Rhim, 19, won the road race alone. He won the criterium, too, just a day later, and was part of the championship-winning team time trial team, giving him and his Furman University squad a near clean sweep of the men’s D2 events. The only event Rhim didn’t win was the individual time trial, where he was second behind Colorado Mesa University’s Spencer Oswald.
The young Norwich, Vermont native’s victories have extended beyond collegiate racing. He bested some of the top racers in the country at the Redlands criterium in April, racing for the Cal Giant development team. He won there out of a breakaway, just ahead of a charging main field that included national champions and former WorldTour riders. He took home the green sprinter’s jersey for his efforts throughout the week.
“We have not seen the limit of Brendan’s potential,” said Furman University coach Rusty Miller.
“Beyond his physical gifts, it’s his demeanor that will see him to the top of the sport.
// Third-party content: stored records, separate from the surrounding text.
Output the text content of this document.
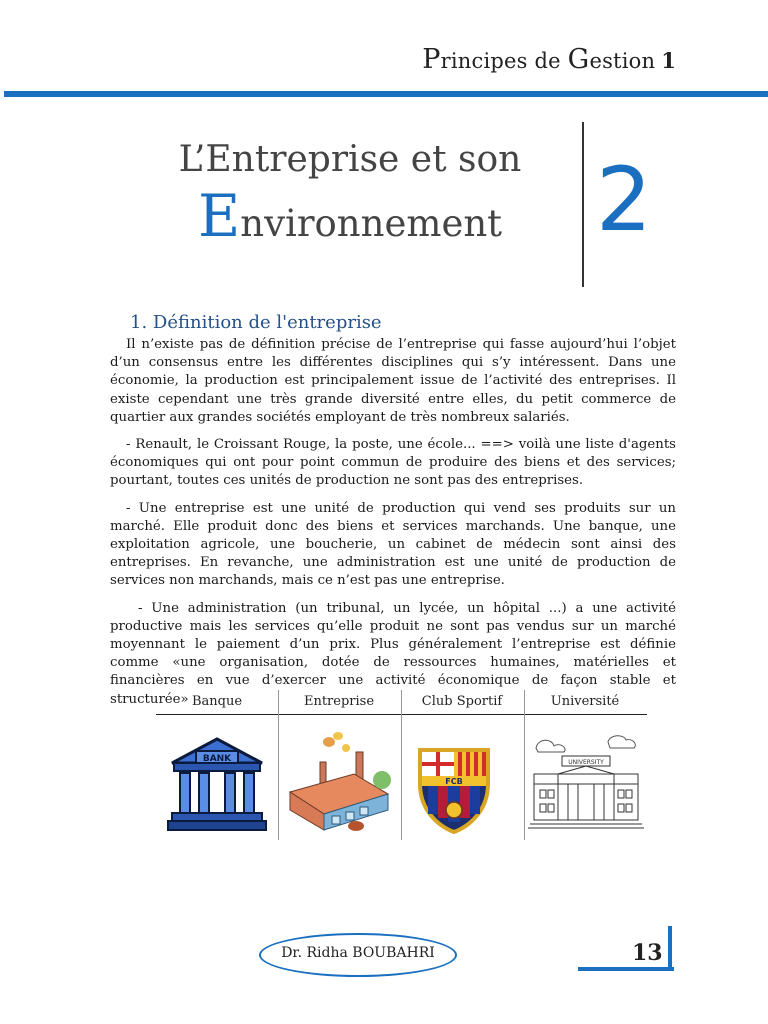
Principes de Gestion 1
L’Entreprise et son
Environnement	2
1. Définition de l'entreprise

Il n’existe pas de définition précise de l’entreprise qui fasse aujourd’hui l’objet d’un consensus entre les différentes disciplines qui s’y intéressent. Dans une économie, la production est principalement issue de l’activité des entreprises. Il existe cependant une très grande diversité entre elles, du petit commerce de quartier aux grandes sociétés employant de très nombreux salariés.

- Renault, le Croissant Rouge, la poste, une école... ==> voilà une liste d'agents économiques qui ont pour point commun de produire des biens et des services; pourtant, toutes ces unités de production ne sont pas des entreprises.

- Une entreprise est une unité de production qui vend ses produits sur un marché. Elle produit donc des biens et services marchands. Une banque, une exploitation agricole, une boucherie, un cabinet de médecin sont ainsi des entreprises. En revanche, une administration est une unité de production de services non marchands, mais ce n’est pas une entreprise.

- Une administration (un tribunal, un lycée, un hôpital ...) a une activité productive mais les services qu’elle produit ne sont pas vendus sur un marché moyennant le paiement d’un prix. Plus généralement l’entreprise est définie comme «une organisation, dotée de ressources humaines, matérielles et financières en vue d’exercer une activité économique de façon stable et structurée» Banque	Entreprise	Club Sportif	Université
BANK
FCB
UNIVERSITY
Dr. Ridha BOUBAHRI	13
In the race he will rip off your head and stomp on your skull, but before and after that he’s grinning like the buddha, unperturbed by anything. I have never seen an athlete with such control of his competitive streak, much less in one who is still a teenager. His calm presence keeps the whole team at ease,” Miller said.
Getting away from the northern Vermont winter, which severely limits outdoor riding, has been a key to his recent step up, said Miller.
“His junior victories in the National Criterium Championship and the Tour L’Abitibi showed talent, but it was coming to Furman and being able to train through the winter that made possible his stunning spring campaign.”
Rhim wants to make the jump to a Pro Continental team next season but is staying focused on one goal at a time.
“As of right now, it’s too early to really say what next year looks for me,” he said. “We still have U-23 nationals coming up, which will determine what [I do] next year, and the summer and fall. I do know that I will most likely be going to Europe sometime in the summer with the national team.”
Regardless of his results over the next few years, he will stay in school. Finishing his four years at Furman is still the plan, he said.
And then what? The European peloton awaits, according to Miller. Rhim agrees. The WorldTour, he said, is “definitely a long term goal.”